第1話 壊れた日常と滲んだ手紙
気山愛莉はこの春から都内に通う大学生だ。
田舎から不安を抱え1人上京してきたが
都会でのキャンパスライフは彼女にとって新鮮なことばかりでなにもかもが楽しかった。
最初こそ戸惑いもあったがそこは女の子だ、
少しずつ垢抜けた化粧を覚え
軽めにした髪の色は彼女の端正な顔立ちによく似合っている。
華々しい友達と買い物に出かけ、夜だって何時になろうともネオンやビル明かりで街は煌びやかだ。

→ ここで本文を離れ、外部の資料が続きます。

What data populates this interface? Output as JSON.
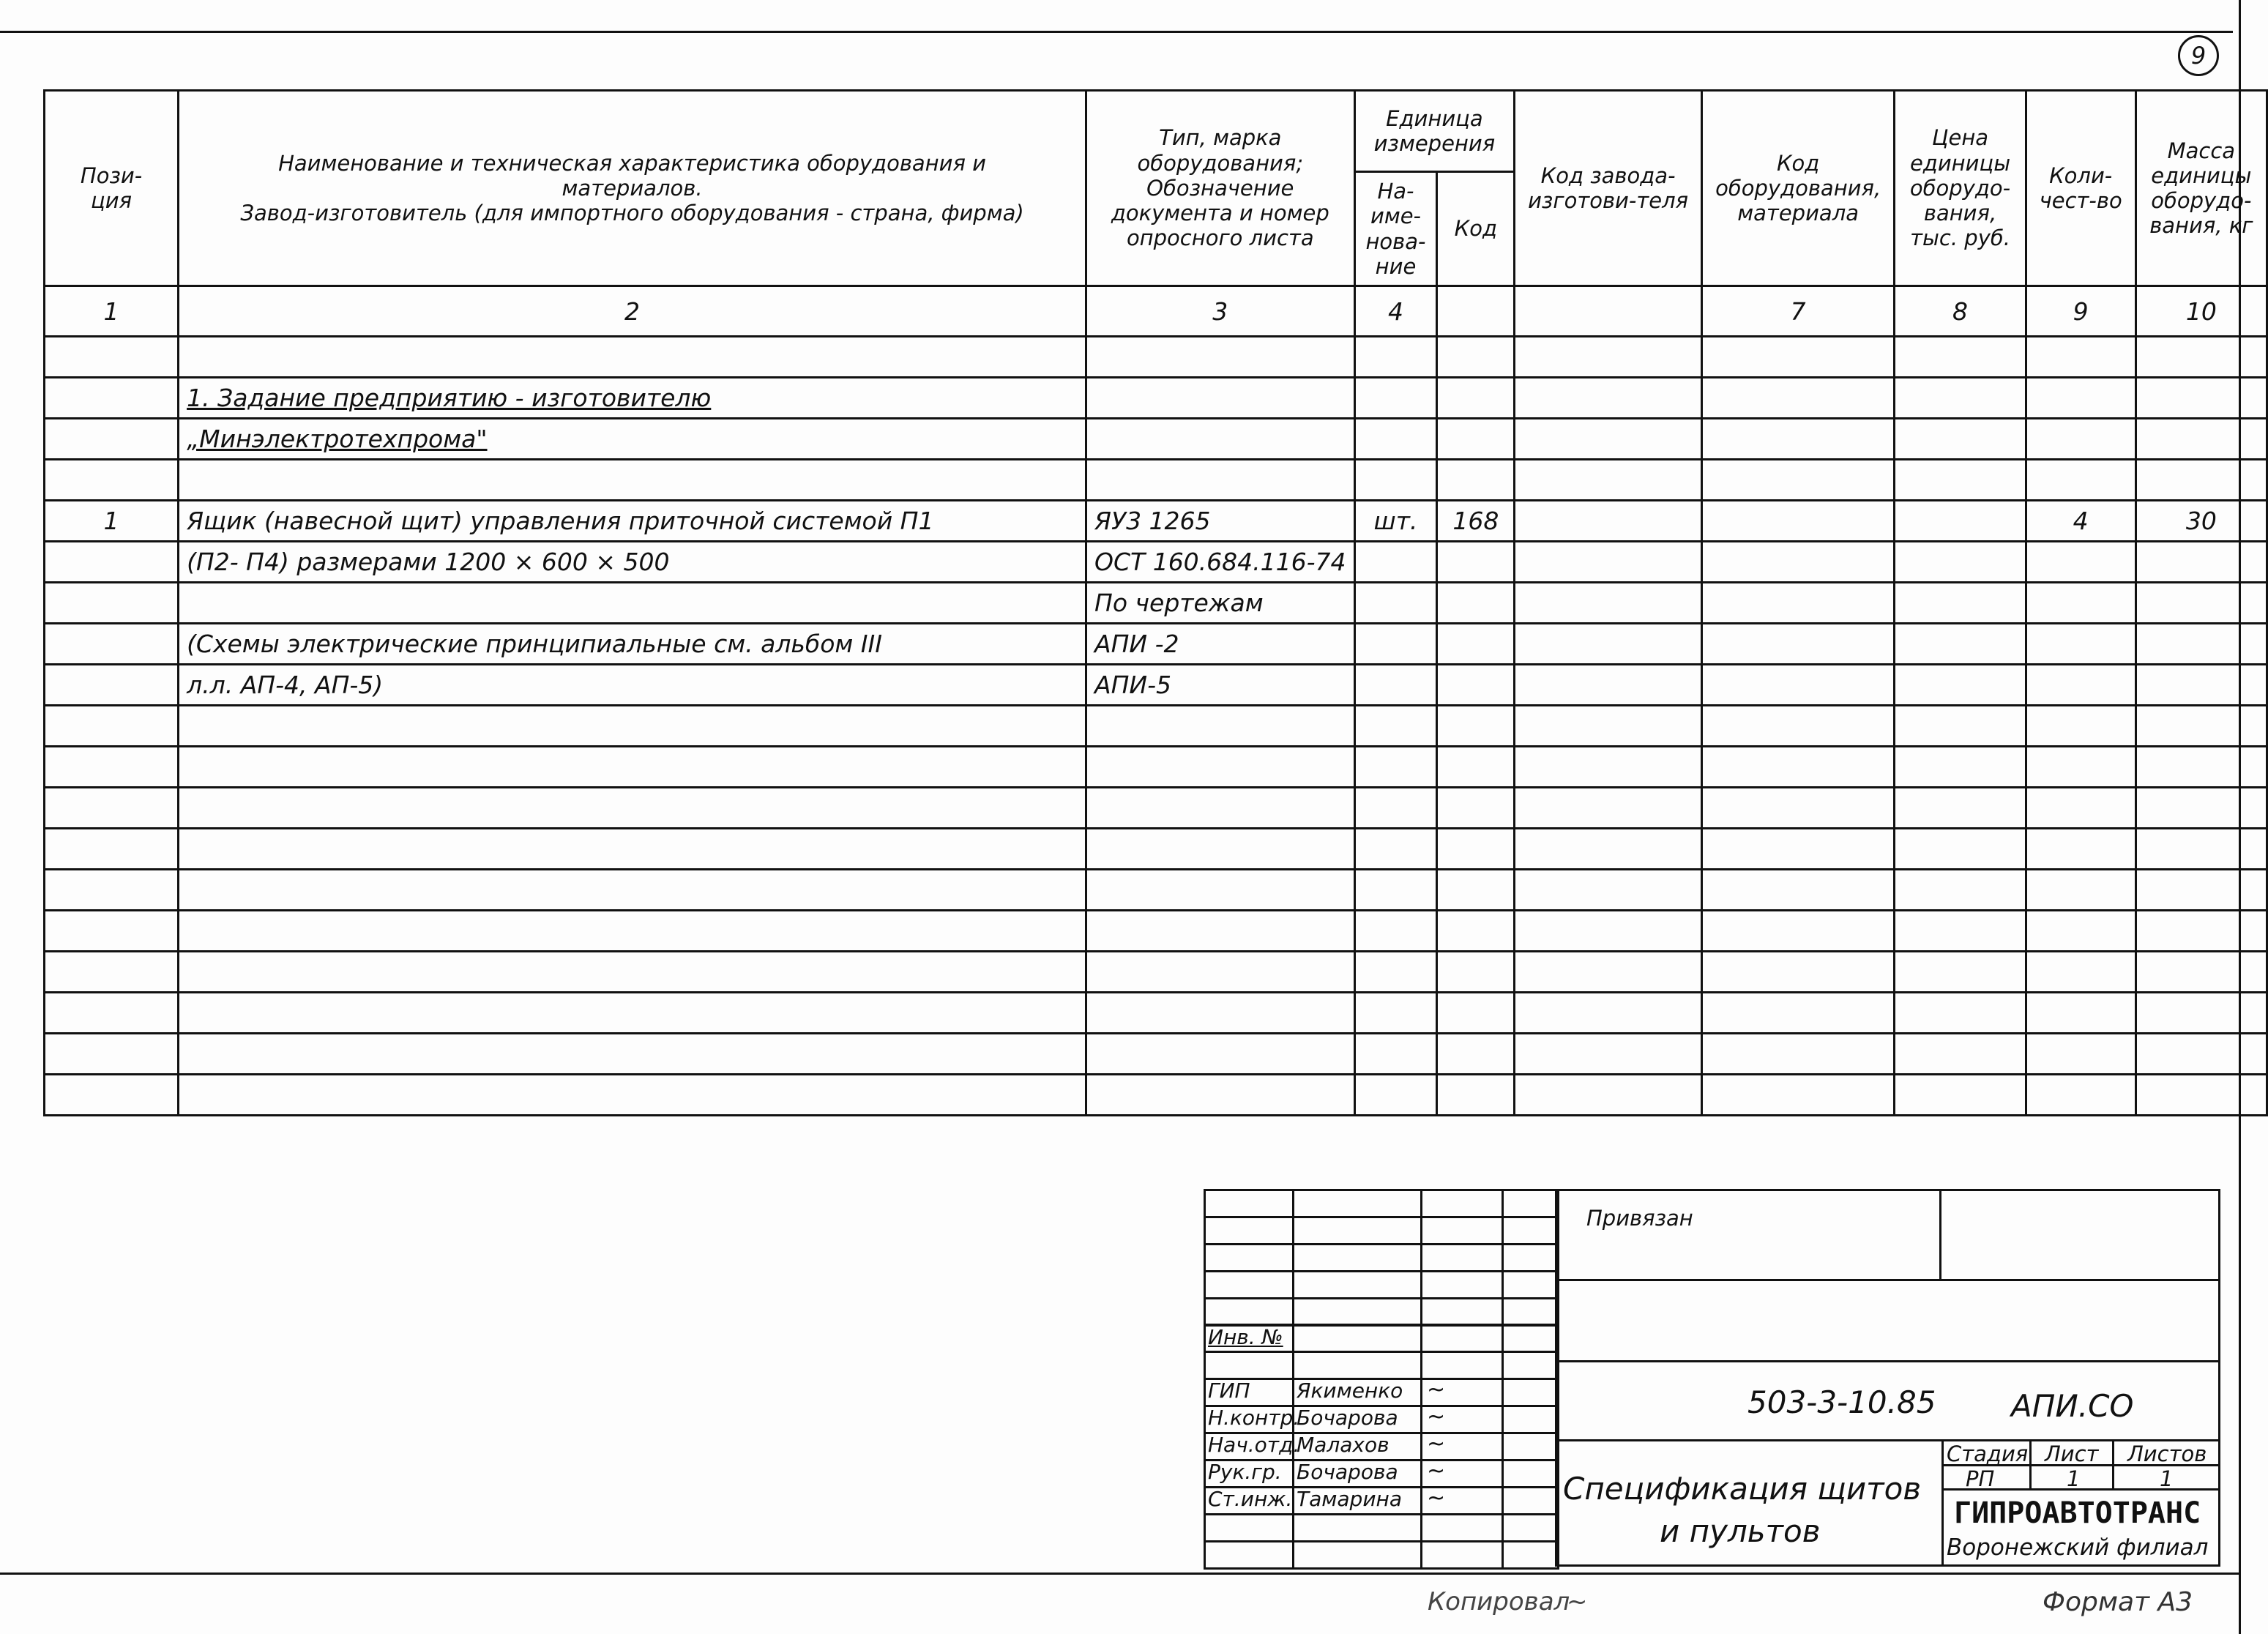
{
  "sheet_marker": "9",
  "header": {
    "col1": "Пози-\nция",
    "col2_line1": "Наименование и техническая характеристика оборудования и",
    "col2_line2": "материалов.",
    "col2_line3": "Завод-изготовитель (для импортного оборудования - страна, фирма)",
    "col3": "Тип, марка оборудования; Обозначение документа и номер опросного листа",
    "unit_group": "Единица измерения",
    "unit_name": "На-име-нова-ние",
    "unit_code": "Код",
    "col6": "Код завода-изготови-теля",
    "col7": "Код оборудования, материала",
    "col8": "Цена единицы оборудо-вания, тыс. руб.",
    "col9": "Коли-чест-во",
    "col10": "Масса единицы оборудо-вания, кг"
  },
  "column_numbers": [
    "1",
    "2",
    "3",
    "4",
    "",
    "",
    "7",
    "8",
    "9",
    "10"
  ],
  "rows": [
    [
      "",
      "",
      "",
      "",
      "",
      "",
      "",
      "",
      "",
      ""
    ],
    [
      "",
      "1. Задание   предприятию - изготовителю",
      "",
      "",
      "",
      "",
      "",
      "",
      "",
      ""
    ],
    [
      "",
      "            „Минэлектротехпрома\"",
      "",
      "",
      "",
      "",
      "",
      "",
      "",
      ""
    ],
    [
      "",
      "",
      "",
      "",
      "",
      "",
      "",
      "",
      "",
      ""
    ],
    [
      "1",
      "Ящик  (навесной щит) управления  приточной системой П1",
      "ЯУ3 1265",
      "шт.",
      "168",
      "",
      "",
      "",
      "4",
      "30"
    ],
    [
      "",
      "(П2- П4)  размерами   1200 × 600 × 500",
      "ОСТ 160.684.116-74",
      "",
      "",
      "",
      "",
      "",
      "",
      ""
    ],
    [
      "",
      "",
      "По чертежам",
      "",
      "",
      "",
      "",
      "",
      "",
      ""
    ],
    [
      "",
      "(Схемы  электрические  принципиальные  см. альбом III",
      "АПИ -2",
      "",
      "",
      "",
      "",
      "",
      "",
      ""
    ],
    [
      "",
      "л.л.  АП-4,   АП-5)",
      "АПИ-5",
      "",
      "",
      "",
      "",
      "",
      "",
      ""
    ],
    [
      "",
      "",
      "",
      "",
      "",
      "",
      "",
      "",
      "",
      ""
    ],
    [
      "",
      "",
      "",
      "",
      "",
      "",
      "",
      "",
      "",
      ""
    ],
    [
      "",
      "",
      "",
      "",
      "",
      "",
      "",
      "",
      "",
      ""
    ],
    [
      "",
      "",
      "",
      "",
      "",
      "",
      "",
      "",
      "",
      ""
    ],
    [
      "",
      "",
      "",
      "",
      "",
      "",
      "",
      "",
      "",
      ""
    ],
    [
      "",
      "",
      "",
      "",
      "",
      "",
      "",
      "",
      "",
      ""
    ],
    [
      "",
      "",
      "",
      "",
      "",
      "",
      "",
      "",
      "",
      ""
    ],
    [
      "",
      "",
      "",
      "",
      "",
      "",
      "",
      "",
      "",
      ""
    ],
    [
      "",
      "",
      "",
      "",
      "",
      "",
      "",
      "",
      "",
      ""
    ],
    [
      "",
      "",
      "",
      "",
      "",
      "",
      "",
      "",
      "",
      ""
    ]
  ],
  "title_block": {
    "privyazan": "Привязан",
    "inv_no": "Инв. №",
    "signers": [
      {
        "role": "ГИП",
        "name": "Якименко"
      },
      {
        "role": "Н.контр.",
        "name": "Бочарова"
      },
      {
        "role": "Нач.отд.",
        "name": "Малахов"
      },
      {
        "role": "Рук.гр.",
        "name": "Бочарова"
      },
      {
        "role": "Ст.инж.",
        "name": "Тамарина"
      }
    ],
    "doc_code": "503-3-10.85",
    "doc_suffix": "АПИ.СО",
    "title_line1": "Спецификация щитов",
    "title_line2": "и пультов",
    "stage_label": "Стадия",
    "sheet_label": "Лист",
    "sheets_label": "Листов",
    "stage": "РП",
    "sheet": "1",
    "sheets": "1",
    "org": "ГИПРОАВТОТРАНС",
    "branch": "Воронежский филиал"
  },
  "footer": {
    "copied": "Копировал",
    "format": "Формат А3"
  }
}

そんな街に負けないくらい彼女は明るく周囲からも好かれ楽しい日々を過ごしていた。
しかし彼女の日常はある日突然暗転する。
彼女が都会に暮らす女性としてこの街を満喫しだした頃
彼女のアパートに一通の手紙が入っていた。
差出人はおろか表にはなにも書かれていなく
中には
「好きです。」
とだけ書かれていた。
はじめこそイタズラだろうと思っていたがその日を境に毎日のように郵便受けには同じ内容の手紙が入れられるようになった。
ストーカーだ。
手紙が2ケタになりそうなときになって彼女はやっと自分がストーカー被害を受けていることに気づく。
それも毎日自分の家に届けに来ている。
幸いなことに彼女のアパートは二重扉でアパートの玄関から各部屋までにはパスワードの入力かインターホン越しの住民の了承がいる。
それにしても郵便受けに日に日に溜まっていく手紙は彼女にとって恐怖でしかなかった。
そしてある日大学からの帰り駅のホームで女友達と電車を待っているときだった。
ドンッ
と隣にいた友達がホーム下に落ちた。
周りはパニックになり当然気山愛莉本人も慌てたが彼女の耳元で
「なんで読まない?」
と声がした。さっと血の気がひいて彼女はその場に座り込んでしまった。
周囲の迅速な対応のおかげか電車が来るまでにホームに落ちた友達は助けられた。
その後警察の事情聴取でもちろんアパートに届く手紙や駅での声について話したが
落ちたのは彼女の友達であり突き落とされたかどうかも混雑のせいか判断できなかったためストーカー被害は事件とし取り扱ってはもらえなかった。
とどのつまり警察はあてに出来なかった。
その日から彼女は部屋に引きこもるようになる。
ストーカーを刺激してはいけないと考えポストの中身だけは回収しては部屋からは出ない。
食べ物も通販で購入するほどになり半ノイローゼ気味だった。
だが彼女の不幸はここで止まらない。
手紙に何やら厚みが出てきた。そして表まで黒く何かが滲んでいた。
ずっと開けていなかった手紙を開封して、戦慄する
生爪が何個も何個も入っていた。
「会いたいよ。僕の気持ちは本気です。」
ヴォッエェ
胃の中が熱くなり何度も嗚咽が出てくる。
そして手紙の最後には
「あなたのためなら何でも出来ます」
と書いてあった。
愛莉は恐怖よりも気持ち悪さと苦しめられている現状からくる沸々と込み上げる怒りから
その手紙に対して
「私のために死ねますか?」
と書いて自分の郵便受けに戻した。